Guess What? There's No Plan B If ObamaCare Falls Apart

In response to Obamacare Gets an Unannounced, Last Minute Extension for Christmas:

The administration appears to be in full panic mode, making rash, 11th hour decisions without considering the consequences. Last week’s executive decision to to release the previously insured from the rules of Obamacare, being a prime example. 

Meghan McCardle wrote in her viral post that ObamaCare has initiated its self-destruct sequence:

As Avik Roy points out, catastrophic plans aren’t that much cheaper than the so-called bronze plans. They’re also not eligible for subsidies. This is unlikely to be much help to folks who lost insurance; all it does is introduce some much-unneeded complexity to Healthcare.gov.

As Aaron Carroll points out, insurers calculated their premiums for this year on the expectation that the relatively healthy folks who were already buying insurance would be buying policies on the exchange. The insurers are not happy about this latest change, and Carroll predicts that they will ask the administration to push more money to them through the “risk corridors.” I think he’s right.

As Ezra Klein points out, this seriously undermines the political viability of the individual mandate: “But this puts the administration on some very difficult-to-defend ground. Normally, the individual mandate applies to anyone who can purchase qualifying insurance for less than 8 percent of their income. Either that threshold is right or it’s wrong. But it’s hard to argue that it’s right for the currently uninsured but wrong for people whose plans were canceled … Put more simply, Republicans will immediately begin calling for the uninsured to get this same exemption. What will the Obama administration say in response? Why are people whose plans were canceled more deserving of help than people who couldn’t afford a plan in the first place?”

And AJ Strata points out:

Legally, Obamacare just became a litigator’s dream! Why some and not others? Why the insured and not the uninsured? Heck, why individuals and not small companies? We small companies have been nailed by the cost of ObamaCare – can I now get my old plan back due to financial “hardship”? The lawsuit possibilities are endless – and highly lucrative. The need to limit legal exposure in the health care arena will come front and center for quickly.

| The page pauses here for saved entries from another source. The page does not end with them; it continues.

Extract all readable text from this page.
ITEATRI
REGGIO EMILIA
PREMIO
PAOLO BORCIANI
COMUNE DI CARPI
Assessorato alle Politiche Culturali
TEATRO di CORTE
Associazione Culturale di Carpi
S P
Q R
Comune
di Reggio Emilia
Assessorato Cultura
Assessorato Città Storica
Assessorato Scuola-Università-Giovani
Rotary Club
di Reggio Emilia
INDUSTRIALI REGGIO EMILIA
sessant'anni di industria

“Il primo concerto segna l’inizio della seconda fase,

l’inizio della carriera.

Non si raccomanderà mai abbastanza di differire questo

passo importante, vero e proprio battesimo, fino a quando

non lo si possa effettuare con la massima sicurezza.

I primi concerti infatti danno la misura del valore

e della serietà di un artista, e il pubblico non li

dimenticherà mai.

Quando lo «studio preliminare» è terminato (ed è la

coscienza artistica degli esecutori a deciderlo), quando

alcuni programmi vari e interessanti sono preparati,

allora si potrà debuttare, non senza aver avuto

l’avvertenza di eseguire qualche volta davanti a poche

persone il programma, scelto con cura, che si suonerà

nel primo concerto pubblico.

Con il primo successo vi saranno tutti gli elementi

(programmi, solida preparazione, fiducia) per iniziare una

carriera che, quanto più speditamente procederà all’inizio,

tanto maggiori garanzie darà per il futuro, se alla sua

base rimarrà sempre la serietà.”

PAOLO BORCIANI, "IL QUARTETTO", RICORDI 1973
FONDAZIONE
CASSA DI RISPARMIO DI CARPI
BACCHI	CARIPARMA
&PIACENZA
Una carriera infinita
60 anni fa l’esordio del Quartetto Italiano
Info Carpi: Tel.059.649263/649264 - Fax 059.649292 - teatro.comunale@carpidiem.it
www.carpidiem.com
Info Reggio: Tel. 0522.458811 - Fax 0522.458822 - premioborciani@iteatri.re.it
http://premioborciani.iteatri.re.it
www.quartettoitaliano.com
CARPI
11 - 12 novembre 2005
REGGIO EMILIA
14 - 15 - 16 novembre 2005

The Weekly Standard posts another insightful item, because many people DO consider the implications of an act before taking it and can predict what could easily happen:
In addition, what’s to stop those with canceled policies who fought their way through healthcare.gov from now changing their mind and dropping their plans in light of the administration’s announcement?  These families would need only to file a form indicating that the premiums they were facing in the exchanges are unaffordable. As matters stand, the administration would have no basis for denying an exemption to such households.
The upshot is that the administration has voluntarily opened another very big escape route out of Obamacare, and the most likely escapees will be young and healthy Americans who don’t want to pay high premiums for Obamacare’s expensive benefit plans.

As Arnold Kling noted: “Obama Repeals Obamacare.”

Meanwhile, about 70% of enrollees on the state and federal exchanges are for Medicaid.

With Obamacare, the Congressional Budget Office projects that federal spending on Medicaid will more than double over the next 10 years.

Medicaid, traditionally, is paid for with both federal and state dollars. Expanding Medicaid will cost states plenty–it is not “free,” writes Heritage scholar Drew Gonshorowski.

For many states, paying for Medicaid will mean one of two things (or some of both): 1) cutting funding for other items like education or transportation, or 2) increasing taxes.

Let’s not forget number 3) the federal government will be able to back-bill peoples’ estates after they die to pay for their Medicaid expenses.

Given this precarious state of affairs, you might wonder what the Regime’s plan B is in case the whole thing falls apart.

Turns out there is no plan B.

Last Wednesday Jason Furman, chairman of the Council of Economic Advisers, joined the Washington think tank Third Way for a wide-ranging discussion. Near the end of the session, Third Way scholar Bill Schneider brought up Obamacare. “Does the administration have any kind of backup plan — if not enough young healthy people sign up for the Affordable Care Act, what’s going to happen?” Schneider asked. Noting that he teaches college classes, and his students don’t seem particularly well-informed about Obamacare, Schneider continued, “What are you going to do if they don’t sign up in large numbers? The numbers don’t look that good for young healthy people.”

Thurman’s response was not particularly encouraging for the administration. “We actually don’t have a great demographic breakdown,” he said, “but what we do know is that there was a big increase in enrollment in November relative to October, and we’ve seen increasing demand in December, although we don’t have the final numbers and we don’t have the demographic breakdown.”

Furman continued: “We’re obviously making — it’s not a Plan B — Plan A is to do the most aggressive enrollment efforts you can, with young people, using social media.

Pajama boy is their Plan A, you guys.